We further showed that this start/stop activity is essential for the animals to learn and organize their behavior as precise action sequences. We found that many neurons in the basal ganglia circuits (the same circuits affected by movement disorders such as Parkinson’s and Huntington's diseases) selectively signal the start and stop of action sequences. Such findings could have important implications for people with Parkinson’s disease and other action disorders.

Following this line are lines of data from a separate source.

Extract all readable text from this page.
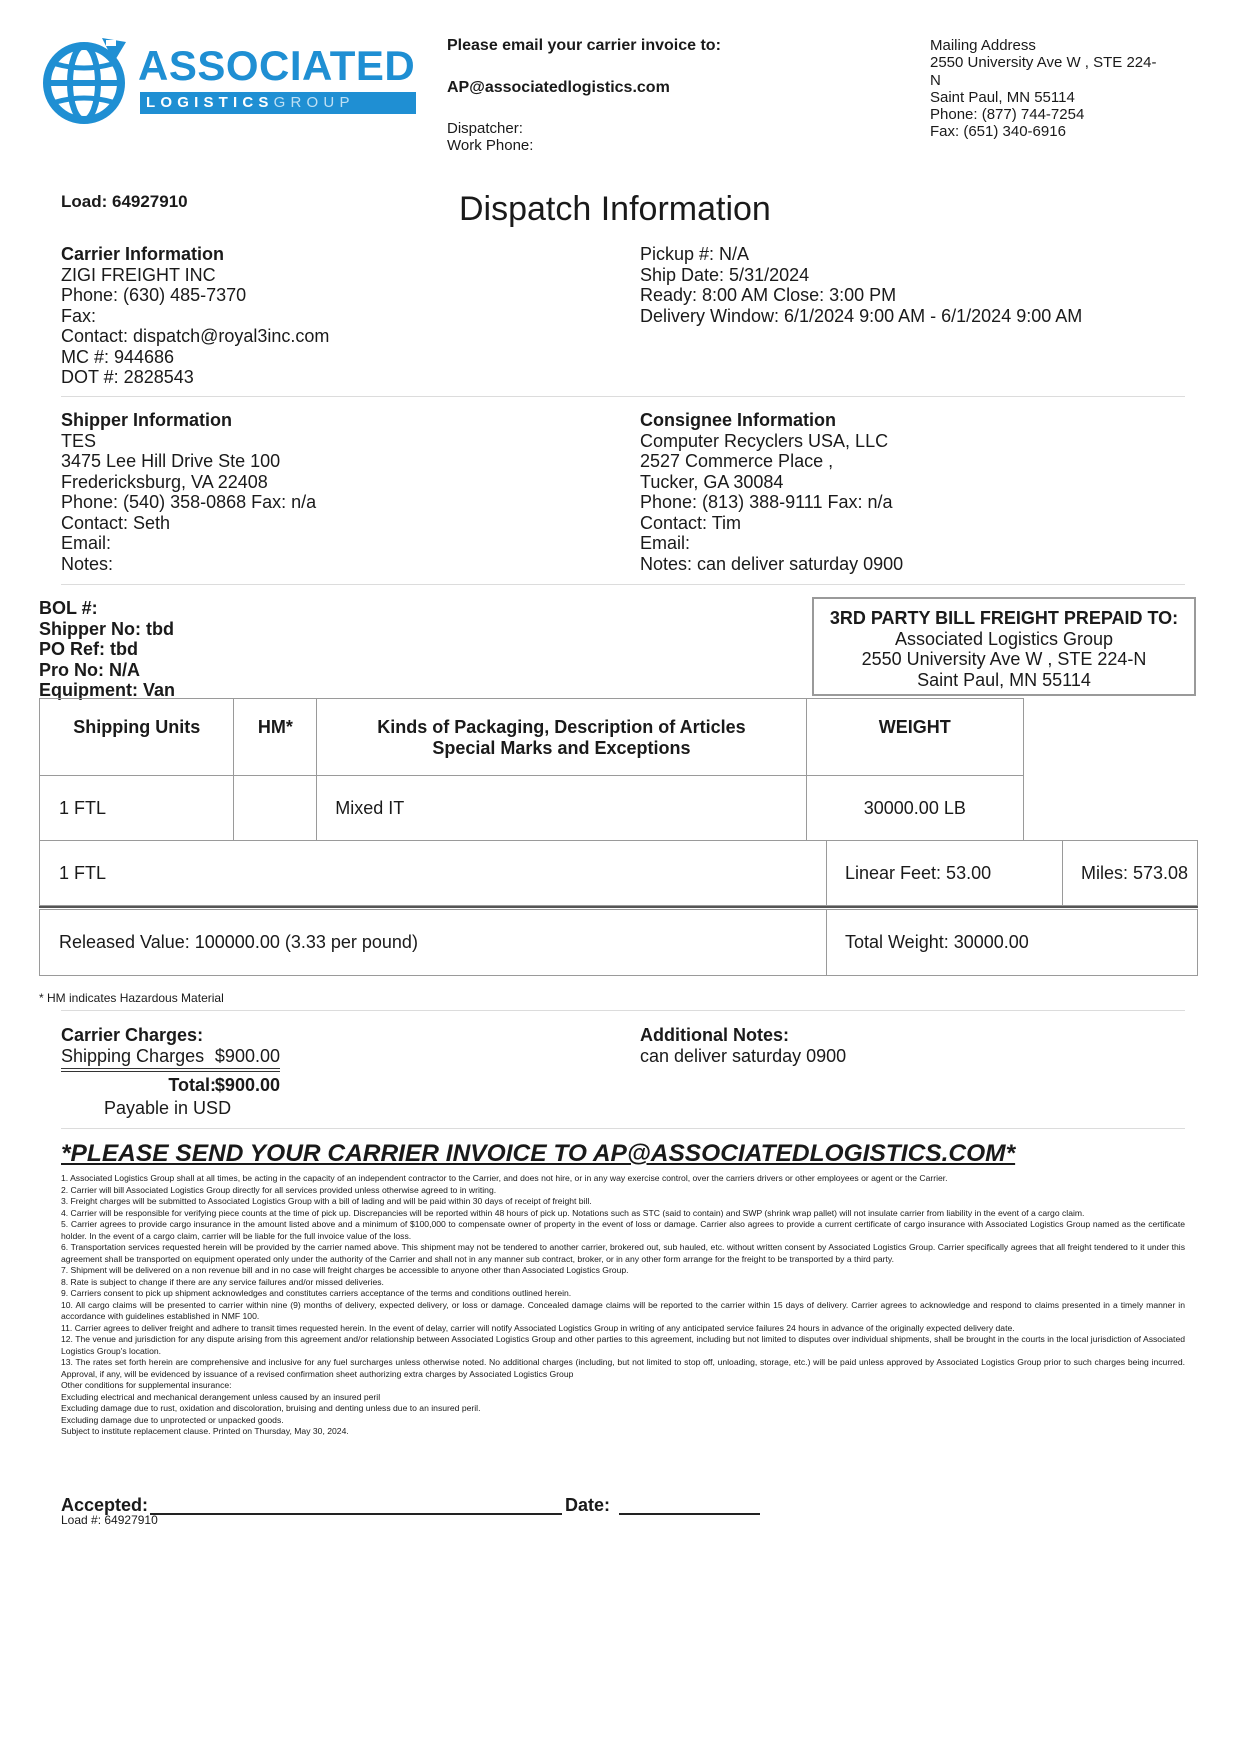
ASSOCIATED
LOGISTICSGROUP
Please email your carrier invoice to:
AP@associatedlogistics.com
Dispatcher:
Work Phone:
Mailing Address
2550 University Ave W , STE 224-
N
Saint Paul, MN 55114
Phone: (877) 744-7254
Fax: (651) 340-6916
Load: 64927910	Dispatch Information
Carrier Information
ZIGI FREIGHT INC
Phone: (630) 485-7370
Fax:
Contact: dispatch@royal3inc.com
MC #: 944686
DOT #: 2828543
Pickup #: N/A
Ship Date: 5/31/2024
Ready: 8:00 AM Close: 3:00 PM
Delivery Window: 6/1/2024 9:00 AM - 6/1/2024 9:00 AM
Shipper Information
TES
3475 Lee Hill Drive Ste 100
Fredericksburg, VA 22408
Phone: (540) 358-0868 Fax: n/a
Contact: Seth
Email:
Notes:
Consignee Information
Computer Recyclers USA, LLC
2527 Commerce Place ,
Tucker, GA 30084
Phone: (813) 388-9111 Fax: n/a
Contact: Tim
Email:
Notes: can deliver saturday 0900
BOL #:
Shipper No: tbd
PO Ref: tbd
Pro No: N/A
Equipment: Van
3RD PARTY BILL FREIGHT PREPAID TO:
Associated Logistics Group
2550 University Ave W , STE 224-N
Saint Paul, MN 55114
Shipping Units	HM*	Kinds of Packaging, Description of Articles
Special Marks and Exceptions	WEIGHT
1 FTL		Mixed IT	30000.00 LB
1 FTL	Linear Feet: 53.00	Miles: 573.08
Released Value: 100000.00 (3.33 per pound)	Total Weight: 30000.00
* HM indicates Hazardous Material
Carrier Charges:
Shipping Charges $900.00
Total:
$900.00
Payable in USD
Additional Notes:
can deliver saturday 0900
*PLEASE SEND YOUR CARRIER INVOICE TO AP@ASSOCIATEDLOGISTICS.COM*
1. Associated Logistics Group shall at all times, be acting in the capacity of an independent contractor to the Carrier, and does not hire, or in any way exercise control, over the carriers drivers or other employees or agent or the Carrier.
2. Carrier will bill Associated Logistics Group directly for all services provided unless otherwise agreed to in writing.
3. Freight charges will be submitted to Associated Logistics Group with a bill of lading and will be paid within 30 days of receipt of freight bill.
4. Carrier will be responsible for verifying piece counts at the time of pick up. Discrepancies will be reported within 48 hours of pick up. Notations such as STC (said to contain) and SWP (shrink wrap pallet) will not insulate carrier from liability in the event of a cargo claim.
5. Carrier agrees to provide cargo insurance in the amount listed above and a minimum of $100,000 to compensate owner of property in the event of loss or damage. Carrier also agrees to provide a current certificate of cargo insurance with Associated Logistics Group named as the certificate holder. In the event of a cargo claim, carrier will be liable for the full invoice value of the loss.
6. Transportation services requested herein will be provided by the carrier named above. This shipment may not be tendered to another carrier, brokered out, sub hauled, etc. without written consent by Associated Logistics Group. Carrier specifically agrees that all freight tendered to it under this agreement shall be transported on equipment operated only under the authority of the Carrier and shall not in any manner sub contract, broker, or in any other form arrange for the freight to be transported by a third party.
7. Shipment will be delivered on a non revenue bill and in no case will freight charges be accessible to anyone other than Associated Logistics Group.
8. Rate is subject to change if there are any service failures and/or missed deliveries.
9. Carriers consent to pick up shipment acknowledges and constitutes carriers acceptance of the terms and conditions outlined herein.
10. All cargo claims will be presented to carrier within nine (9) months of delivery, expected delivery, or loss or damage. Concealed damage claims will be reported to the carrier within 15 days of delivery. Carrier agrees to acknowledge and respond to claims presented in a timely manner in accordance with guidelines established in NMF 100.
11. Carrier agrees to deliver freight and adhere to transit times requested herein. In the event of delay, carrier will notify Associated Logistics Group in writing of any anticipated service failures 24 hours in advance of the originally expected delivery date.
12. The venue and jurisdiction for any dispute arising from this agreement and/or relationship between Associated Logistics Group and other parties to this agreement, including but not limited to disputes over individual shipments, shall be brought in the courts in the local jurisdiction of Associated Logistics Group's location.
13. The rates set forth herein are comprehensive and inclusive for any fuel surcharges unless otherwise noted. No additional charges (including, but not limited to stop off, unloading, storage, etc.) will be paid unless approved by Associated Logistics Group prior to such charges being incurred. Approval, if any, will be evidenced by issuance of a revised confirmation sheet authorizing extra charges by Associated Logistics Group
Other conditions for supplemental insurance:
Excluding electrical and mechanical derangement unless caused by an insured peril
Excluding damage due to rust, oxidation and discoloration, bruising and denting unless due to an insured peril.
Excluding damage due to unprotected or unpacked goods.
Subject to institute replacement clause. Printed on Thursday, May 30, 2024.
Accepted:	Date:
Load #: 64927910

What do you hope are the significance of your findings?
We know that people with Parkinson’s and Huntington’s diseases exhibit severe deficits in the execution of sequential movements. Our research shows that the start/stop activity in the basal ganglia circuits is necessary for the performance of self-initiated action sequences.
We think dysfunction in basal ganglia circuits likely contributes to the symptoms observed in diseases like Parkinson’s and Huntington’s. Future experiments in our lab will try to test if we can eliminate these symptoms by generating the start/stop activity in these dysfunctional circuits. Eventually, the goal is to use these findings to treat people with these or other movement disorders.